Não pense que Ivo Pitanguy conviveu apenas com o grand mond. Sim , ficou amigo de Tom Cruise, Miick Jager, Michael Caine e Jimmy Carter. Mas também esteve ao lado de figuras simples - não menos importantes - como Chico Xavier e Madame Satã. O primeiro trabalhou como caseiro da família do médico, em Belo Horizonte. Nem Pitanguy, se lembrava disso até que, em 2002, foi chamado à casa do líder religioso, em Uberaba. Chico queria lhe contar da gratidão que tinha pelo seu pai. Apertou com firmeza a mão de Pitanguy e disse: “Seu pai está conosco. E quero lhe dizer que foi a primeira pessoa que me deu crédito. Trabalhei para ele na chácara da Mangabeira, onde comecei a receber pessoas para ajudar".
De Madame Satã ficou amigo por acaso. No fim dos anos 40, durante um plantão, Pitanguy cuidou de seis policiais que apanharam do travesti, que levou o grupo ao hospital e avisou: “Doutorzinho, eu os trouxe para você“. Na década de 70, os dois se cruzaram na Ilha Grande quando o médico foi até a região fazer caça submarina. A partir de então, sempre que ia à ilha, Madame Satã o levava em sua canoa para mergulhar. - Sempre tive muita curiosidade sobre as pessoas mais simples.
Mágico. Esta é uma palavra que aparece recorrentemente no vocabulário de Pitanguy e que pode traduzir a sua história. Em seu livro, “Viver vale a pena“ ( Casa da Palavra ), que tem prefácio por Nélida Piñon, ele cita o adjetivo 11 vezes. O momento é mágico. O dom é mágico . Os recantos são mágicos.
SÊNECA E EPICURO
O sobrenome Pitanguy, que se transformou numa espécie de grife da Medicina, é de origem indígena e significa “rio das crianças“. Foi incorporado ao nome de sua família por seus antepassados, numa homenagem aos índios que viveram em Minas Gerais.

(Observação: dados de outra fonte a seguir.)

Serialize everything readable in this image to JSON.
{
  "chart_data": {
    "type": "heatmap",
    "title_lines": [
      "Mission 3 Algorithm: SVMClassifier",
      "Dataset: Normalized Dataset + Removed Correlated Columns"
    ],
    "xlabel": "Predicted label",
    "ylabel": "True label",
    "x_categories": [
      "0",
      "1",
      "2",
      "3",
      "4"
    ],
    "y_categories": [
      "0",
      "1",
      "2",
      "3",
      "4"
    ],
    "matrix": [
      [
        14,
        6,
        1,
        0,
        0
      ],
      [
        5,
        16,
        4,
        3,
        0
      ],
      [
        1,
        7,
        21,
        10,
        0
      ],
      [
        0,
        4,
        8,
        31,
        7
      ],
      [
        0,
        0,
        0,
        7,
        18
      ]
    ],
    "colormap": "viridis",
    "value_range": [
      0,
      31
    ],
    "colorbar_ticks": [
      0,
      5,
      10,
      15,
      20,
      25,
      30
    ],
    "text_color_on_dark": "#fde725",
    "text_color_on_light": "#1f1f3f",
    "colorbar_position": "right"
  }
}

O professor - como todos o chamam - nasceu em Belo Horizonte, em 1926 (ele afirma ). Mas seu pai o teria registrado no ano de 1923. Pitanguy considera sua data oficial de nascimento a que o deixa mais velho.
- Prefiro acrescentar idade, as pessoas acham que você está muito melhor.
Em BH, ele teve uma infância cercada de animais e livros. Seu mais exótico bicho de estimação foi uma jibóia.
- Adorava andar com a cobra enrolada no pescoço e pegar o bonde, que viva lotado. Todo mundo descia e eu ficava com o bonde só para mim - lembra.
Gisela, sua filha e braço direito na clínica, lembra de ver o pai diversas vezes chegando da mata nas casas da Gávea e de Itaipava com cobras enroladas em cabos de vassoura.
- Ele não tinha medo. Mas a mãe gritava, tinha pânico – conta a médica.
Ivo foi criado numa família que cultuava a leitura. Baudelauire, Cervantes e Machado de Assis fizeram parte de sua infância a ponto de ele saber de cor poemas que eram recitados repetidamente por sua mãe. Até hoje os três autores estão entre os seus prediletos. Todas as noites o médico lê por duas horas antes de dormir e, durante a madrugada, quando acorda, lê por mais uma hora. Dedica-se a autores que valorizam o presente, como Pierre Hadot , Sêneca e Epicuro.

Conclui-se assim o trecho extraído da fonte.